Now, you could end up spending a lot more on medical care if you or someone in your family gets sick. But here, too, the federal government would step in to help. Under the reforms, the government would limit out-of-pocket spending to around $6,000 per year. Combined with the premium, you’re on the hook for around $10,000 total, or about a fifth of your income.
That’s not pocket change, for sure. A family making $50,000 will have to make serious sacrifices to find $10,000. But it’s better–light years better–than finding $25,000 or more. It’s potentially the difference between having to give up your home, get an extra job or declare bankruptcy. Just knowing the bills that could come will be the difference between getting care you need–and skipping it, at grave risk to your health.
It’s a difference you’d feel at other income levels, too. If your family of four makes more money–say, around $75,000–your premiums and out-of-pocket expenses will be higher, but still a few thousand less than it’d be without reform. If you make less money– $35,000–the savings would be much larger. (If you make less than that, you’ll probably be on Medicaid, which offers even more protection.)

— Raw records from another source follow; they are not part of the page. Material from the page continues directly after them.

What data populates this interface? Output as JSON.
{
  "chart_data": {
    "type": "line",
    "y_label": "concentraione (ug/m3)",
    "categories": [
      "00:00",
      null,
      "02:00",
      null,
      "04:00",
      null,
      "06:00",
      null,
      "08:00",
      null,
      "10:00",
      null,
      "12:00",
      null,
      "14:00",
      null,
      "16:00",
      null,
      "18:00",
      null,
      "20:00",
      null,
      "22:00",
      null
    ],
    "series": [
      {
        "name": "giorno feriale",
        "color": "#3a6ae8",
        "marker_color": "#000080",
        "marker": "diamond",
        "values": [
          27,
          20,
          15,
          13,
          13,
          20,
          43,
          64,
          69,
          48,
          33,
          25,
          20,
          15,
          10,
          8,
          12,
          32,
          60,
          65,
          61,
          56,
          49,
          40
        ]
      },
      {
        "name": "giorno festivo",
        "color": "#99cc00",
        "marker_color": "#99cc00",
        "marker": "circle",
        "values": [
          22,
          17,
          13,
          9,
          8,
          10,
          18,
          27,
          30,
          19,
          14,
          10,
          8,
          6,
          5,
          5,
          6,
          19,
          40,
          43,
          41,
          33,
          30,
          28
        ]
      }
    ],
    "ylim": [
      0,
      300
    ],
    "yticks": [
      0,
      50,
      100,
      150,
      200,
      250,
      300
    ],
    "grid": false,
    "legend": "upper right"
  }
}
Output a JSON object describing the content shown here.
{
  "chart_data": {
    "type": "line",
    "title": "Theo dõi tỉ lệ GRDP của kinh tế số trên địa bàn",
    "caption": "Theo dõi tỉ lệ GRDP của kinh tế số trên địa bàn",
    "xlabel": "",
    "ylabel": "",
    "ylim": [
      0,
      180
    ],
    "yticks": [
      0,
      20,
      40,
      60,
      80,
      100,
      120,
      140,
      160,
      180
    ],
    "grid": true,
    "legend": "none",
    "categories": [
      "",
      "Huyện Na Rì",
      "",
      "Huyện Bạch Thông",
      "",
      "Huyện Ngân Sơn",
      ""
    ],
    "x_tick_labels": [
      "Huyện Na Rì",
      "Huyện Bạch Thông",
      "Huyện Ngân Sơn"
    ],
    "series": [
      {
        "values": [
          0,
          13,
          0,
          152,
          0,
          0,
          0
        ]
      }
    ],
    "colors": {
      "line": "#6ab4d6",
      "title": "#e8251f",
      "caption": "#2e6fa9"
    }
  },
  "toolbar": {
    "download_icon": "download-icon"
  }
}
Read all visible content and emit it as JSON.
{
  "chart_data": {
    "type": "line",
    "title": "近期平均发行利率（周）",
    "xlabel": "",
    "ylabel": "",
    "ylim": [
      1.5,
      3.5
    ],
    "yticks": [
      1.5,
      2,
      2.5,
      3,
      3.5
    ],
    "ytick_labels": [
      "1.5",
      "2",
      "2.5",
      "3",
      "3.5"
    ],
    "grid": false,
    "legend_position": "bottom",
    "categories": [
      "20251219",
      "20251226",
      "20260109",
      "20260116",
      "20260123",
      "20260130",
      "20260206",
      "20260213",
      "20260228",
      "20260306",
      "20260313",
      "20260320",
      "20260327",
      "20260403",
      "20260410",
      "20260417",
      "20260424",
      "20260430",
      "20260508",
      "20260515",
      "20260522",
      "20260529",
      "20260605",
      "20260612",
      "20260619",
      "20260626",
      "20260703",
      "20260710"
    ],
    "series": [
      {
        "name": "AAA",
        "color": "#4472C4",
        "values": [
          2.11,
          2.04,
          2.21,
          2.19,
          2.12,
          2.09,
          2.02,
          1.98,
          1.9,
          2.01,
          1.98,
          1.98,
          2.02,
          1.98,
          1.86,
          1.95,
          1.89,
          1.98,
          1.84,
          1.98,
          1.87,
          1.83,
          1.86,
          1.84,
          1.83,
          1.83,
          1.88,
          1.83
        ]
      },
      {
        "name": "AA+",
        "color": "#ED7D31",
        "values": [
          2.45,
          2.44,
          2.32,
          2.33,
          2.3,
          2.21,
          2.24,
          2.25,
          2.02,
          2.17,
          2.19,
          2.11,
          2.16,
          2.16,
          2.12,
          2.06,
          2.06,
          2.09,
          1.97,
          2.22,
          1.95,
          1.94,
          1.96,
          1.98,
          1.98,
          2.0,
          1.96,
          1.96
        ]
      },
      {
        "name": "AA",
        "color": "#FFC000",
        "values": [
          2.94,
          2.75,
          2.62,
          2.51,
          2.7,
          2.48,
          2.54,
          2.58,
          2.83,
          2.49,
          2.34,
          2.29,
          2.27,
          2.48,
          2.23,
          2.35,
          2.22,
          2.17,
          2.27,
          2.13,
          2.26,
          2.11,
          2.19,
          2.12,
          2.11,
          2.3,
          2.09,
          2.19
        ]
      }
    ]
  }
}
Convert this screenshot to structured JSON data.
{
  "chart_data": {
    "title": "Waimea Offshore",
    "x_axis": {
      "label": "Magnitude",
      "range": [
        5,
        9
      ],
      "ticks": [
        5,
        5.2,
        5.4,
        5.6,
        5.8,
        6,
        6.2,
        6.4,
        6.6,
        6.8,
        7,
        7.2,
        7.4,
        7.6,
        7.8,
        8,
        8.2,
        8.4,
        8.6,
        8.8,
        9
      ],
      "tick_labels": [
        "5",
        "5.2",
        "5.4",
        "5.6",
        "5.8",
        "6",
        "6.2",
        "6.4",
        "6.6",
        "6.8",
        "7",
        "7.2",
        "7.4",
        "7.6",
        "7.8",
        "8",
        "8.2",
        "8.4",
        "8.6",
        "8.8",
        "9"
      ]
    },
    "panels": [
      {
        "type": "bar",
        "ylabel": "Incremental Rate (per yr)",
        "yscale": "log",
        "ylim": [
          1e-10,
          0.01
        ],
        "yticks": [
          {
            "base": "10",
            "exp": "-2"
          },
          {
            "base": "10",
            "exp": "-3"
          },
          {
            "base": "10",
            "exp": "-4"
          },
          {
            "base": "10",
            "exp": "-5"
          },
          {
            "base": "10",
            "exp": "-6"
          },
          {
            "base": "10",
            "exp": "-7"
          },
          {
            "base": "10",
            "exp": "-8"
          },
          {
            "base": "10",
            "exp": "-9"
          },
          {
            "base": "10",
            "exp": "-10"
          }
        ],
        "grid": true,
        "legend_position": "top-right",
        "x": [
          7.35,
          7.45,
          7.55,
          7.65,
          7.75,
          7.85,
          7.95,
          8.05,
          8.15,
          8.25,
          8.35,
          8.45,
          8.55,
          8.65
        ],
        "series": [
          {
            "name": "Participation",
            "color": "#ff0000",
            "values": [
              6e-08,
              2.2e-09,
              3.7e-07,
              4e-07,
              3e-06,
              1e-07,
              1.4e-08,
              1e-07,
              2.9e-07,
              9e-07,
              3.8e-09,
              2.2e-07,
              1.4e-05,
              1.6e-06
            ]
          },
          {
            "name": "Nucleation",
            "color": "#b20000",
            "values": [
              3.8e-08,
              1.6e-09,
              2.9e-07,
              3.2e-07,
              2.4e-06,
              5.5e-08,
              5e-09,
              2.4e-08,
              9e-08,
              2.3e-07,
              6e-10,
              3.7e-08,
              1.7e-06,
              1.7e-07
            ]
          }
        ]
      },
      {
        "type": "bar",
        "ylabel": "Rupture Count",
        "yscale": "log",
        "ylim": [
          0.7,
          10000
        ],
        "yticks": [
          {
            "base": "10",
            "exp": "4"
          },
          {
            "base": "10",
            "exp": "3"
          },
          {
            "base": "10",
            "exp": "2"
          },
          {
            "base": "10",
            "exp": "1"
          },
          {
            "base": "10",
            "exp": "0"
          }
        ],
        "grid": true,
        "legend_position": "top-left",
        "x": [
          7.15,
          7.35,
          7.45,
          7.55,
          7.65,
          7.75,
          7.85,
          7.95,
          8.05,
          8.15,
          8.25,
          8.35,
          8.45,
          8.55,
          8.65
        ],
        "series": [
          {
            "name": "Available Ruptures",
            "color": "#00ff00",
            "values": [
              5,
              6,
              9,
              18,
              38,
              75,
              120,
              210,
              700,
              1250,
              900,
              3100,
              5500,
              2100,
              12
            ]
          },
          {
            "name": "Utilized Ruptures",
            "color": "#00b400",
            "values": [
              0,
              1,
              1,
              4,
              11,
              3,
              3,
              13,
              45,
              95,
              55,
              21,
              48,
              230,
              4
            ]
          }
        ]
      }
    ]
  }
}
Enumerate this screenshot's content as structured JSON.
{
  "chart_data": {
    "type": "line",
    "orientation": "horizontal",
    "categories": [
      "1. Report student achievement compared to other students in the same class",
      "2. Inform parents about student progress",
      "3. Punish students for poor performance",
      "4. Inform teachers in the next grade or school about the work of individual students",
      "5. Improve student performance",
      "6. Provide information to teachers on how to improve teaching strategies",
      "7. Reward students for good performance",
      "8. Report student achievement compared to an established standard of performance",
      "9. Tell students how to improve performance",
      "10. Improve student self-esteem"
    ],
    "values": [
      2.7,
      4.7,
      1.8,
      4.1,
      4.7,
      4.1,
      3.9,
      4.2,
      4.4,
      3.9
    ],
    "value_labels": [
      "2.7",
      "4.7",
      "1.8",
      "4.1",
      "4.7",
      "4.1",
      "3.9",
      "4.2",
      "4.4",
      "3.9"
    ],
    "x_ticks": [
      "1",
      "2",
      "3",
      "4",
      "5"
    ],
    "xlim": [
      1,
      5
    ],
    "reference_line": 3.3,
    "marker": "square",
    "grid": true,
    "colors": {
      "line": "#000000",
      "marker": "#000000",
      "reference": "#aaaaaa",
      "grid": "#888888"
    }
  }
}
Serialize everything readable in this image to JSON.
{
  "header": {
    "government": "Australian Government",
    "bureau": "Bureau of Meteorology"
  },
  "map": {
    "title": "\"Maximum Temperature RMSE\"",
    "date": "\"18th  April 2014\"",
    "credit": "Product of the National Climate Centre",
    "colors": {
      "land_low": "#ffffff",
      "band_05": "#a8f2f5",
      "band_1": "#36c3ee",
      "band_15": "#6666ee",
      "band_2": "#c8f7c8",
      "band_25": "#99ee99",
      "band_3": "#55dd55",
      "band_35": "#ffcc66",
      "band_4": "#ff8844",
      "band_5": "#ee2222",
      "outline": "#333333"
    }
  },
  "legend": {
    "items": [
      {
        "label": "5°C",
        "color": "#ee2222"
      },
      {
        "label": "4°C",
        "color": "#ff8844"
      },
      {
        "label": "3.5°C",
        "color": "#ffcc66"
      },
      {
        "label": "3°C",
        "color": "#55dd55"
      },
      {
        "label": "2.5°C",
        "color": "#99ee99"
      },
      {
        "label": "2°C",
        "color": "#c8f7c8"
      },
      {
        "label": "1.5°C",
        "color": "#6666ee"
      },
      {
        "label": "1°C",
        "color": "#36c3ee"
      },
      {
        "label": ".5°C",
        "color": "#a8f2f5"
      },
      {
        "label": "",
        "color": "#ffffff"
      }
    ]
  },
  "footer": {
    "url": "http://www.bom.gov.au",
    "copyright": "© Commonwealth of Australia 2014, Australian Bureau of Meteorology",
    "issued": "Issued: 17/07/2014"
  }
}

Could the deal be better still? Of course it could. The House bill, for example, offers substantially better protection from out-of-pocket expenses.
That’s an argument for improving the Senate bill in conference committee, when its members meet with their House of Representatives counterparts, and for improving the law if and when it goes into effect. Those of us on the left can, and should, fight for both.
But we should also recognize the Senate bill for what it is: A measure that will make people’s lives significantly better. Surely that’s worth a little enthusiasm.